FIFA chief Gianni Infantino hits out at Qatar criticism saying European countries should instead ‘be apologising for the next 3,000 years’
The head of FIFA, which oversees international soccer, says European countries should apologize for their own histories rather than criticizing Qatar for hosting the World Cup.
At a press conference to mark the start of the competition, Gianni Infantino stated that detractors were not in a position “to give moral lessons to people.”
The tiny Middle Eastern country has drawn criticism for how it treats migrant labor and how it views homosexual rights.
However, Mr. Infantino asserted, “Before beginning to impart moral lessons to people, we Europeans should be making remorse for the next 3,000 years for what we have done around the world in the previous 3,000 years.

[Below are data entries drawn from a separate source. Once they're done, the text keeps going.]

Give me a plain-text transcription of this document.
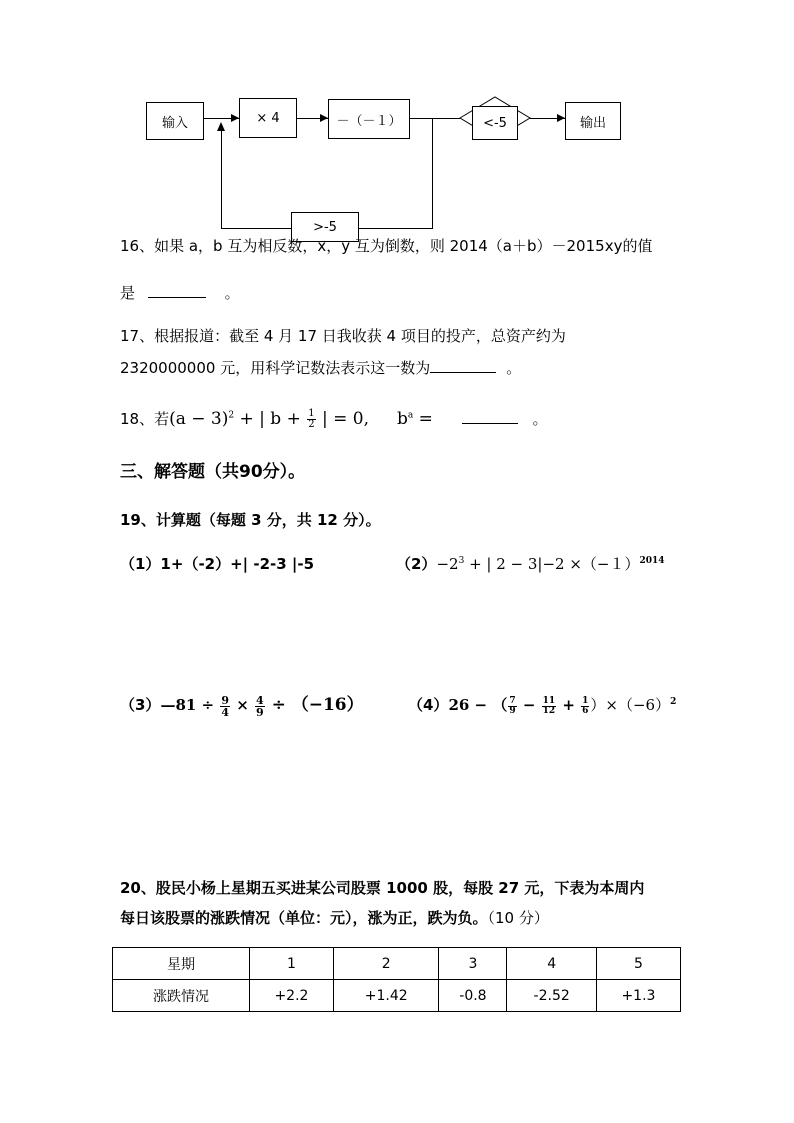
输入	× 4	－（－１）	输出
<-5
>-5
16、如果 a，b 互为相反数，x，y 互为倒数，则 2014（a＋b）－2015xy的值
是	。
17、根据报道：截至 4 月 17 日我收获 4 项目的投产，总资产约为
2320000000 元，用科学记数法表示这一数为	。
18、若$(a - 3)^2$ + | $b + \frac{1}{2}$ | = 0, $b^a$ =	。
三、解答题（共90分）。
19、计算题（每题 3 分，共 12 分）。
（1）1+（-2）+| -2-3 |-5	$(2)-2^3$ + | $2 - 3|-2 \times(-1)^{2014}$
（3）—81 ÷ $\frac{9}{4} \times \frac{4}{9} \div (-16)$	（4）26 − （ $\frac{7}{9} - \frac{11}{12} + \frac{1}{6} )\times(-6)^2$
20、股民小杨上星期五买进某公司股票 1000 股，每股 27 元，下表为本周内
每日该股票的涨跌情况（单位：元），涨为正，跌为负。（10 分）
星期	1	2	3	4	5
涨跌情况	+2.2	+1.42	-0.8	-2.52	+1.3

“How many of these European or Western businesses that make millions or billions from Qatar have brought up the rights of migrant workers with the authorities?
“None of them, because changing the law would reduce earnings. But we did, and FIFA brings in significantly less revenue from Qatar than any of these businesses.”

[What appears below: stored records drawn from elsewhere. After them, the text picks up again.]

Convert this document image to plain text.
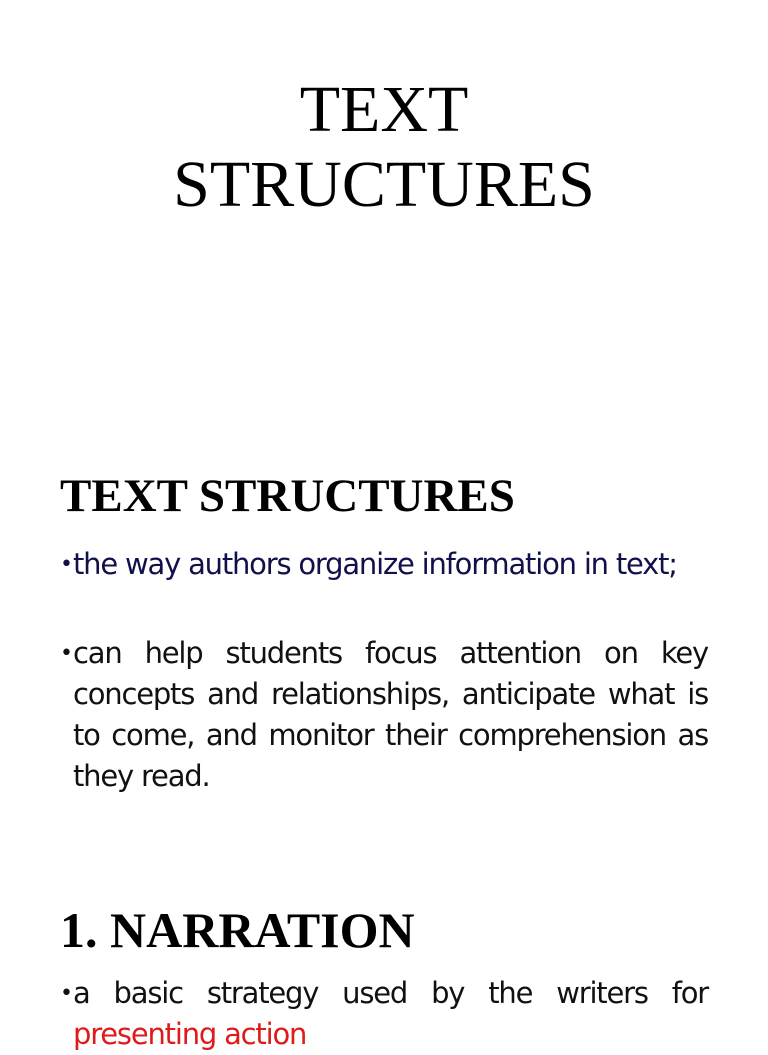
TEXT
STRUCTURES
TEXT STRUCTURES
• the way authors organize information in text;
• can help students focus attention on key concepts and relationships, anticipate what is to come, and monitor their comprehension as they read.
1. NARRATION
• a basic strategy used by the writers for presenting action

Added him: “I feel Qatari today. I’m feeling Arabic today. My current mood is African. I feel gay today. I feel unable today. I feel like a migrant worker right now.
“It goes without saying that I am not from Qatar, an Arab, an African, gay, or crippled.
“However, I feel that way because I understand what it’s like to face prejudice and bullying while a foreigner in a foreign land.
“I experienced bullying as a child because of my red hair, freckles, and Italian heritage.
“So what do you do? You attempt to interact and make friends.
“Begin conversing; don’t start blaming, fighting, or insulting.
And this is what we ought to be carrying out.
The “kafala system” in Qatar is a set of labor rules that enables Qatari citizens or corporations to seize employees’ passports and prevent them from leaving the country.
According to human rights organizations, this has given developers carte blanche to take advantage of them, subjecting them to inhumane working conditions for meager pay and preventing them from going home until projects are completed.
In the 12 years leading up to the event, there have been reports of migrant worker deaths ranging from a few dozen to several thousand.
Same-sex sexual behavior in Qatar is punishable by anything from seven years in prison to the death by stoning, according to Sharia law.